I first merely stated two facts which are sometimes really useful in computing determinants:

1. If A and B are n-by-n matrices, then det(AB)=det(A)det(B).
Comments This is best understood if one realizes that det also measures a volume distortion factor, so A in effect "maps" Rn to Rn by matrix multiplication, and det(A), it turns out, is the way n-dimensional volumes are stretched. So multiplying by A and then by B concatenates the effects. Notice, as we observed in class, that det(A+B) is not ... Mr. Shah's example: A=I2 and BA=2I2 so A+B=3I2 and det(A)=1 and det(B)=4 and det(A+B)=9.
2. If A is an n-by-n matrix, with At its transpose, then det(A)=det(At).

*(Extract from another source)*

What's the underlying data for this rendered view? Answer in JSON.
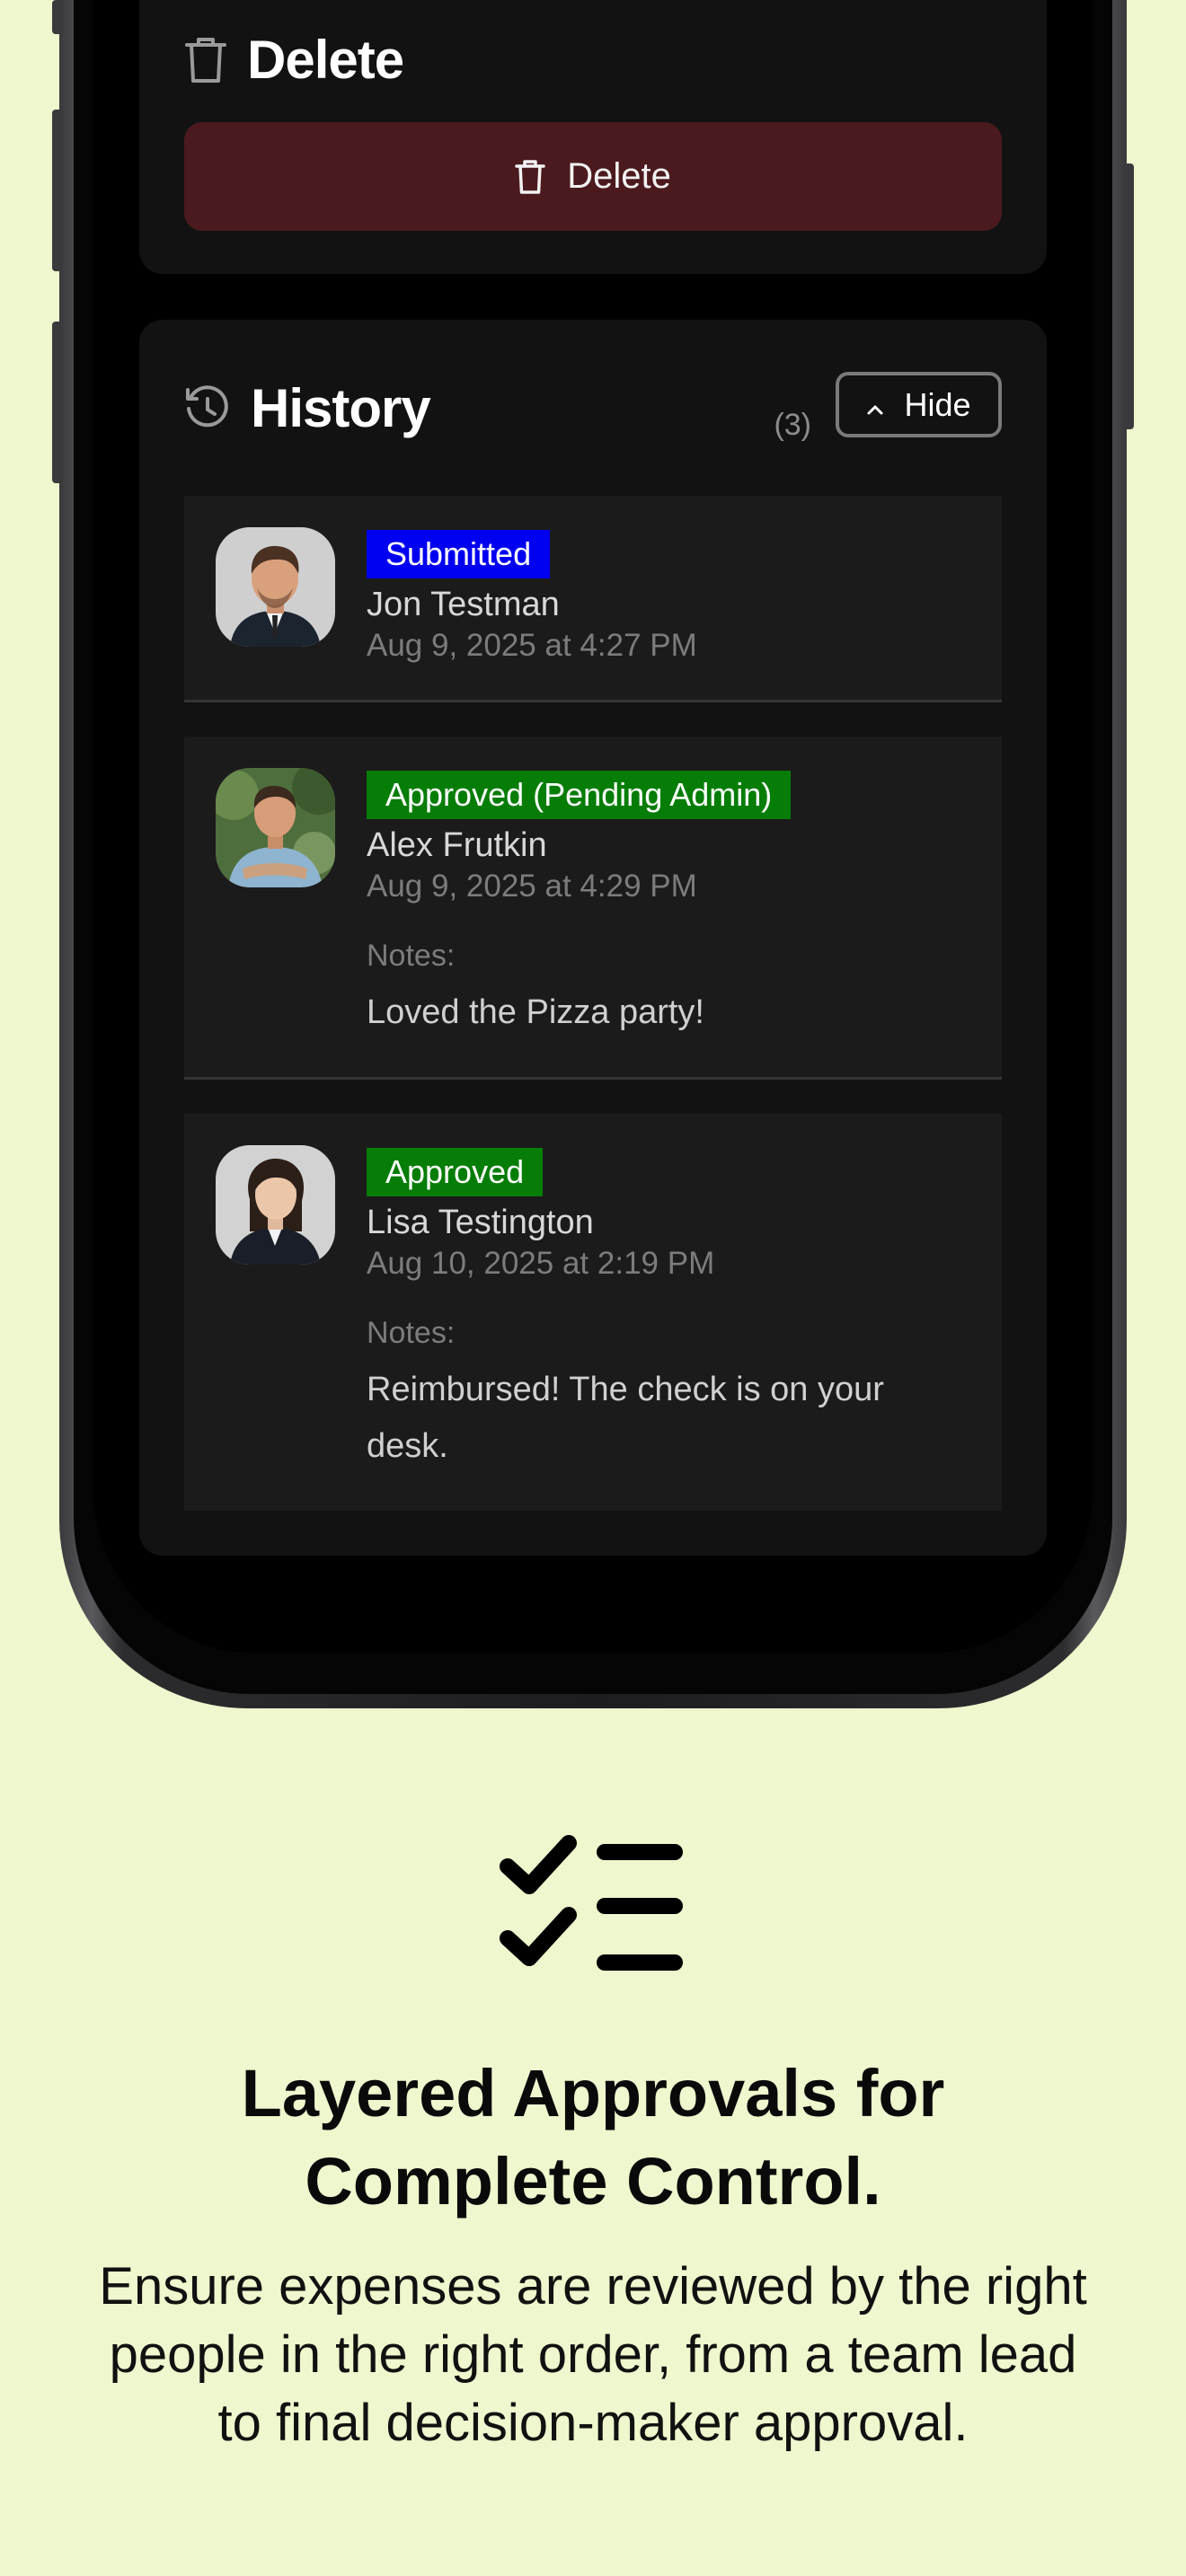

Comments Here the transpose is the result of flipping the matrix over its main diagonal: rows and columns get interchanged. Algebraically, the ijth entry in At is the jith entry in A. The reason these determinants are the same is that when the flip is done, the signs on each rook arrangement is preserved. (-1)# counts stuff in each upper-right quadrant. But each upper-right quadrant is counted exactly when the matrix element is in the lower-left quadrant of the other element. And transposing lets upper right change to lower left. Whew -- this is actually a correct explanation, but perhaps not totally clear!